Alex'in yanıma gelip sırtımı sıvazladığını hissetmemle sinirlerimin gerilmesi bir oldu . Fred'den ayrılıp Alex ' e döndüm . Attığım bakışla onda olan değişimi hissettim ve ne olursa olsun onu korkuttuğum için kendime kızdım.Hak ediyordu belki ama bunu yapmak beni kötü hissettiriyordu . Önceden olsa hiçbir şey hissetmezdim . Tanrı aşkına ne zaman eski Polyanna'ya dönmüştüm ben ? Sinirle arabaya yürürken kendimi yerden yere vurup ruhsuz halime geri dönmek istedim . Yeniden kötü biri olurdum , insanların kalbini kırardım ama kendi kalbimdeki ağrıyı görmezden gelebilirdim.

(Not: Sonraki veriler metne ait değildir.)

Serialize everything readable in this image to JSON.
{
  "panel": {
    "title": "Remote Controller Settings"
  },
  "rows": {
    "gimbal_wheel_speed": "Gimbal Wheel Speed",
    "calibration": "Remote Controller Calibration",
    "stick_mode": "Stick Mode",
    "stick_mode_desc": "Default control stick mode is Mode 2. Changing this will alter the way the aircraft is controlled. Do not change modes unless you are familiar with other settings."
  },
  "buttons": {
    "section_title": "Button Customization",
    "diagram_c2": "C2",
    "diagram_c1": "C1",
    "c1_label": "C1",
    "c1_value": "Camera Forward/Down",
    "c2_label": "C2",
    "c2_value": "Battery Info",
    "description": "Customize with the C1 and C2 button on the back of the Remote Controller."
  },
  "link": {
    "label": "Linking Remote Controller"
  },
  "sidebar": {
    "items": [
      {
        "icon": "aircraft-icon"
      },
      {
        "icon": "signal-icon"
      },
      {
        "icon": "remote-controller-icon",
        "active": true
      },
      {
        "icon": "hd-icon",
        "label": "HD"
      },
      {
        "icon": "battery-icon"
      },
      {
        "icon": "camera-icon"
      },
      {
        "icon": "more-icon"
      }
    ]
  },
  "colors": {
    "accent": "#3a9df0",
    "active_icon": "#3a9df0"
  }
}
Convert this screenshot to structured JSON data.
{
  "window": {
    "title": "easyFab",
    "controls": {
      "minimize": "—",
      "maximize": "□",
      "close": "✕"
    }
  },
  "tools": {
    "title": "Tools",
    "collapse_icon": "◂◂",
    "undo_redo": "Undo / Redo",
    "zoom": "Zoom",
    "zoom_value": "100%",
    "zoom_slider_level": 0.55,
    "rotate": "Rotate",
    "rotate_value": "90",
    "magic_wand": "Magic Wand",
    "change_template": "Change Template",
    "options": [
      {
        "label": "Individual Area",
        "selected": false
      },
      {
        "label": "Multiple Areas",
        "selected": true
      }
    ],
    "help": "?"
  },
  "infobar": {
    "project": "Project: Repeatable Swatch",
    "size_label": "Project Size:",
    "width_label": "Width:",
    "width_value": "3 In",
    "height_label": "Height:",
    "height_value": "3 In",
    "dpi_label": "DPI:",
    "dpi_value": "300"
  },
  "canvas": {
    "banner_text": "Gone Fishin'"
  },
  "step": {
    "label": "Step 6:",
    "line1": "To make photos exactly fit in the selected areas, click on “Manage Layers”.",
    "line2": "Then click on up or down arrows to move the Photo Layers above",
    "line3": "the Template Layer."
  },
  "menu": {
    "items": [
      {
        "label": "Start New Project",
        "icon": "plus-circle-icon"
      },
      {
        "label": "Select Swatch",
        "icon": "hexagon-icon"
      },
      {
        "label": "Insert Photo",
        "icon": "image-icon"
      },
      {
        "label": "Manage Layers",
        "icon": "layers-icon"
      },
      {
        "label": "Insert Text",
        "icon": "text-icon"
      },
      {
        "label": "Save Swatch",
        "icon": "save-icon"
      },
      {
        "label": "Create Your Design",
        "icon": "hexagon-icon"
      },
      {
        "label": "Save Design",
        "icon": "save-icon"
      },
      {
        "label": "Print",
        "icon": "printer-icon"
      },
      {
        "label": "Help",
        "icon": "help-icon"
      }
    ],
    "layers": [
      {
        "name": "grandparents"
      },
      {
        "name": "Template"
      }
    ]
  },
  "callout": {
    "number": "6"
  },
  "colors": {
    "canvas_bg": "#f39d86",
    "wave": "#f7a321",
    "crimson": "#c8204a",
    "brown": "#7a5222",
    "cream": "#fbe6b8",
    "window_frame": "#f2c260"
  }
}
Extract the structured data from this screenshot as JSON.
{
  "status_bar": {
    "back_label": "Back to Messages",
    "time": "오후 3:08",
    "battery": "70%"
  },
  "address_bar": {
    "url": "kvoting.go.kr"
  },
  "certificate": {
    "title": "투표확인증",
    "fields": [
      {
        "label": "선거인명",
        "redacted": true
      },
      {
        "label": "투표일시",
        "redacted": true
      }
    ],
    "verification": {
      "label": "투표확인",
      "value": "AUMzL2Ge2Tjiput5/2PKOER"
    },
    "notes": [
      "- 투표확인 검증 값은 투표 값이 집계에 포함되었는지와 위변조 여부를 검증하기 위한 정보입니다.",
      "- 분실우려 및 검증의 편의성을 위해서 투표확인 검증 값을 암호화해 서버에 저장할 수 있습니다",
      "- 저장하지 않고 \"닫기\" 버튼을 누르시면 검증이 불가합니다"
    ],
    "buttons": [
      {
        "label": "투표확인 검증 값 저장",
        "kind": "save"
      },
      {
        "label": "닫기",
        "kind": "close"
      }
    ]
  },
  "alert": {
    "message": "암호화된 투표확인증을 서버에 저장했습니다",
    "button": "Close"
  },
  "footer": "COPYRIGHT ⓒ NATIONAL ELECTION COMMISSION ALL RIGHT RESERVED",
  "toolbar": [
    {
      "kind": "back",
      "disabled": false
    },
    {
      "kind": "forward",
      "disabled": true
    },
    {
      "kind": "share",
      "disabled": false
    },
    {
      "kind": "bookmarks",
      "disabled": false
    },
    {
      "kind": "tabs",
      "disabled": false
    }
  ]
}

Arabanın kapısı açıp ön koltuğa oturdum.Alex'te sürücü koltuğuna geçince kendimi uzun ve kasvetli bir araba yolculuğuna hazırladım.Umarım tek kelime konuşmaz ve eve çabucak döneriz,umarım.

...

Eve ulaştığımızda emniyet kemerimi açıp kapıya uzandım.Yolculuk fena geçmemişti.Alex ile pek bir etkileşimde bulunmadığımız için böyle olabilirdi.Yani arada camı açmak veya müziğin sesini kısmak istediğinde bağırmalarım ve kızmalarım olmuş olabilirdi ama genel olarak iyiydi.Sinirli olduğumu anladığı için bana dokunmuyordu.